On the justness of this statement of Mr. Hume, I have no remarks to offer here; as my sole object in quoting it was to illustrate the different meanings annexed to the word reason by different writers. It will appear afterwards, that, in consequence of this circumstance, some controversies, which have been keenly agitated about the principles of morals, resolve entirely into verbal disputes; or at most, into questions of arrangement and classification, of little comparative moment to the points at issue.†

* Essays and Treatises, &c. Appendix, concerning Moral Sentiment.

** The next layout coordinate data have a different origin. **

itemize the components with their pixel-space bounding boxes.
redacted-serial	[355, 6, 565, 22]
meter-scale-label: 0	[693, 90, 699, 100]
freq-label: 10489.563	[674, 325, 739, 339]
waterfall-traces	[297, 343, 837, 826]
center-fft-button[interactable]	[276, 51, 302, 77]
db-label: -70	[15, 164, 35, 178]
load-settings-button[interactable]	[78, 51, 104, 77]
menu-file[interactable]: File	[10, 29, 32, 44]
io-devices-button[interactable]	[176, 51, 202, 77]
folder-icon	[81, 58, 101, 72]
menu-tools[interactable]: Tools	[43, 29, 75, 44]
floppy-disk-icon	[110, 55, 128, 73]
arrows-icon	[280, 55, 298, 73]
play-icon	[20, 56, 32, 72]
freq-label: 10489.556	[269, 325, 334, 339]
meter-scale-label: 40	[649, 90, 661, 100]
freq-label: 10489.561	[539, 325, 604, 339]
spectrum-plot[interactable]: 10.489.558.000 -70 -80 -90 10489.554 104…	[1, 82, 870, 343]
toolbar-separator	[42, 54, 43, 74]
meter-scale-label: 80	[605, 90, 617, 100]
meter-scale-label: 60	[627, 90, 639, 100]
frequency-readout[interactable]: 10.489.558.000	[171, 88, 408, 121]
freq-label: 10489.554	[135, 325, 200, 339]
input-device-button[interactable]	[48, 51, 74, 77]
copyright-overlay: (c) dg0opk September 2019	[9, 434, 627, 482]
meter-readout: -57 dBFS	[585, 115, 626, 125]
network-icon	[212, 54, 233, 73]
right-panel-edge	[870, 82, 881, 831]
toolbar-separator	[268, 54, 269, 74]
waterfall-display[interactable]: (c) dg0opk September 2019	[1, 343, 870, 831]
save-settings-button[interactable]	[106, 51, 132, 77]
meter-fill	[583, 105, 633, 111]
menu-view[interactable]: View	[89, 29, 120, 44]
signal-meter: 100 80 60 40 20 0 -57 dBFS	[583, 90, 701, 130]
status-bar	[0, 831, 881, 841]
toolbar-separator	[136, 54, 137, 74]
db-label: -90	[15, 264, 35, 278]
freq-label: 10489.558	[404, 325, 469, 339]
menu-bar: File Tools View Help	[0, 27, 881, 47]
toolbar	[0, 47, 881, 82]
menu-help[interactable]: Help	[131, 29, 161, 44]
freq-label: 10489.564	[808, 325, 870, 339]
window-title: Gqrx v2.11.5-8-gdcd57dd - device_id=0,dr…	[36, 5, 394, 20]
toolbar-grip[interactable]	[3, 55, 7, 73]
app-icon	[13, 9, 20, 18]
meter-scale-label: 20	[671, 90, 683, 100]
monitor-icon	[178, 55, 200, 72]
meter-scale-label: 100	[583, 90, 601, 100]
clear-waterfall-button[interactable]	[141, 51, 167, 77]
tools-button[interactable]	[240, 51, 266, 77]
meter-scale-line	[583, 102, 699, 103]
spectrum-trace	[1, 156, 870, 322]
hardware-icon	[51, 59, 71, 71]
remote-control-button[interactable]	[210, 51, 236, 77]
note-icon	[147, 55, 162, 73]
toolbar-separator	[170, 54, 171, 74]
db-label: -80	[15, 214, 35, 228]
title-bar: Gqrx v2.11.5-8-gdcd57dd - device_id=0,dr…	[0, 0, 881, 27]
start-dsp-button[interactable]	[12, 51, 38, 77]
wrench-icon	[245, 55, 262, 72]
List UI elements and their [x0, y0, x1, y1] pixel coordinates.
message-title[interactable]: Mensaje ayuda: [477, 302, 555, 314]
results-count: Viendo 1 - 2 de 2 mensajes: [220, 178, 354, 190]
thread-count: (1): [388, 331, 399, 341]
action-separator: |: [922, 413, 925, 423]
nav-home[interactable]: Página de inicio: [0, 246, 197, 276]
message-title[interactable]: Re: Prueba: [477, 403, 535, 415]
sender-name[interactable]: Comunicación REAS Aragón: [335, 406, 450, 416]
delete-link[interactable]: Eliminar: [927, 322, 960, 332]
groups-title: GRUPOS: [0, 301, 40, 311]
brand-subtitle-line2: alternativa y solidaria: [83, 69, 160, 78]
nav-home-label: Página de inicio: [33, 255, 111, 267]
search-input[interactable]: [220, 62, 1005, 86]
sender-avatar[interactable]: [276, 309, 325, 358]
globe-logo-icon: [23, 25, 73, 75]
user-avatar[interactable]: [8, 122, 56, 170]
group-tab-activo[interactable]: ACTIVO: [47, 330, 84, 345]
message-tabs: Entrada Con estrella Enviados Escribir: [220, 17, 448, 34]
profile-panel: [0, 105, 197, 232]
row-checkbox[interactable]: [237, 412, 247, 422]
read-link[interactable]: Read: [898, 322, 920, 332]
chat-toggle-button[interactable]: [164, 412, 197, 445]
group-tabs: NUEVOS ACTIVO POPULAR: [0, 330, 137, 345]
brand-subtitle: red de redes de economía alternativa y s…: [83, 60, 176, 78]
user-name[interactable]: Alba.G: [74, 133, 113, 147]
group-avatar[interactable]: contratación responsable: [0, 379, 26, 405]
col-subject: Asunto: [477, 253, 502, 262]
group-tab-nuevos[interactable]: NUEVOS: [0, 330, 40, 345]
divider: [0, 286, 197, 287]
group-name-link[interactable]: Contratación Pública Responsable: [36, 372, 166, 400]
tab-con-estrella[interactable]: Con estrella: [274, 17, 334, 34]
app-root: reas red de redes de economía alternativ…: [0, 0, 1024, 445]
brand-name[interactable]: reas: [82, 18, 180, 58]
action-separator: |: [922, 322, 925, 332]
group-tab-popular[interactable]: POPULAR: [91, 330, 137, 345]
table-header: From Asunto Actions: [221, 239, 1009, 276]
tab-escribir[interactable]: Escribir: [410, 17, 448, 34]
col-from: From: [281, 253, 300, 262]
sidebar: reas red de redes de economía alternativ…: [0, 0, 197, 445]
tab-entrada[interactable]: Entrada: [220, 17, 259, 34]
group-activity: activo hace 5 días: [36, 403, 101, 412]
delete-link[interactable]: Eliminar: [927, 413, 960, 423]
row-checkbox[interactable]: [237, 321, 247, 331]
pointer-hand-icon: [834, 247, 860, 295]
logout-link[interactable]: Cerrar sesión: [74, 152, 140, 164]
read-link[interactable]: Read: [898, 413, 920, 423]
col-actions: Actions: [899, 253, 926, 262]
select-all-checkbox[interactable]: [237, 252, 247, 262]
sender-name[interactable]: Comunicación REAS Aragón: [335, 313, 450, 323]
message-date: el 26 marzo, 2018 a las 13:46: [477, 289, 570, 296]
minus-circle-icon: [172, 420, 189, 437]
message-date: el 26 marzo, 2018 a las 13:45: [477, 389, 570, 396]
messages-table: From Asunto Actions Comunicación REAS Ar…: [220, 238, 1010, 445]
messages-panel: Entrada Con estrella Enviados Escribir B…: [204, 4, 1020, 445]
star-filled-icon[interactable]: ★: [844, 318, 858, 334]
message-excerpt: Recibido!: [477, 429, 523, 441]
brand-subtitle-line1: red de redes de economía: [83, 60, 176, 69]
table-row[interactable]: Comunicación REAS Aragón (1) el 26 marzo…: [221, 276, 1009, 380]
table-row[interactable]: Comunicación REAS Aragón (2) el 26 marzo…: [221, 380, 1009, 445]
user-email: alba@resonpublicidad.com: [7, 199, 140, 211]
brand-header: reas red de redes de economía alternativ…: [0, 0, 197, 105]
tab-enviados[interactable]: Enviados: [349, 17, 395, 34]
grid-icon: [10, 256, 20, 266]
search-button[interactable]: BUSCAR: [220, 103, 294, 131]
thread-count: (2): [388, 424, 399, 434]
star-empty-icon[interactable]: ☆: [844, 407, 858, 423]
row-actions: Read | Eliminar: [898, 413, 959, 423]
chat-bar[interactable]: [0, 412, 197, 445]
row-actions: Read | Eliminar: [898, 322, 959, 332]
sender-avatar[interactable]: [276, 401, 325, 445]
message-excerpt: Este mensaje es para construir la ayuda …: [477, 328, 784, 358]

† In confirmation of this remark, I shall only quote at present a few sentences from an excellent discourse, by Dr. Adams of Oxford, on the nature and obligations of virtue." Nothing can bring us under an obligation to do what appears to our moral judgment wrong. It may be supposed our interest to do this; but it cannot be supposed our duty.- -Power may compel, interest may bribe, pleasure may persuade; but reason only can oblige. This is the only authority which rational beings can own, and to which they owe obedience.'

It must appear perfectly obvious to every reader, that the apparent difference of opinion between this writer and Mr. Hume, turns chiefly on the different degrees of latitude with which they have used the word reason. Of the two, there cannot be a doubt that Dr. Adams has adhered by far the most faithfully, not only to its acceptation in the works of our best English authors, but to the acceptation of the corresponding term in the ancient languages. "Est quidem vera lex, recta ratio- -quæ vocet ad officium, jubendo; vetando, a fraude deter reat," &c. &c.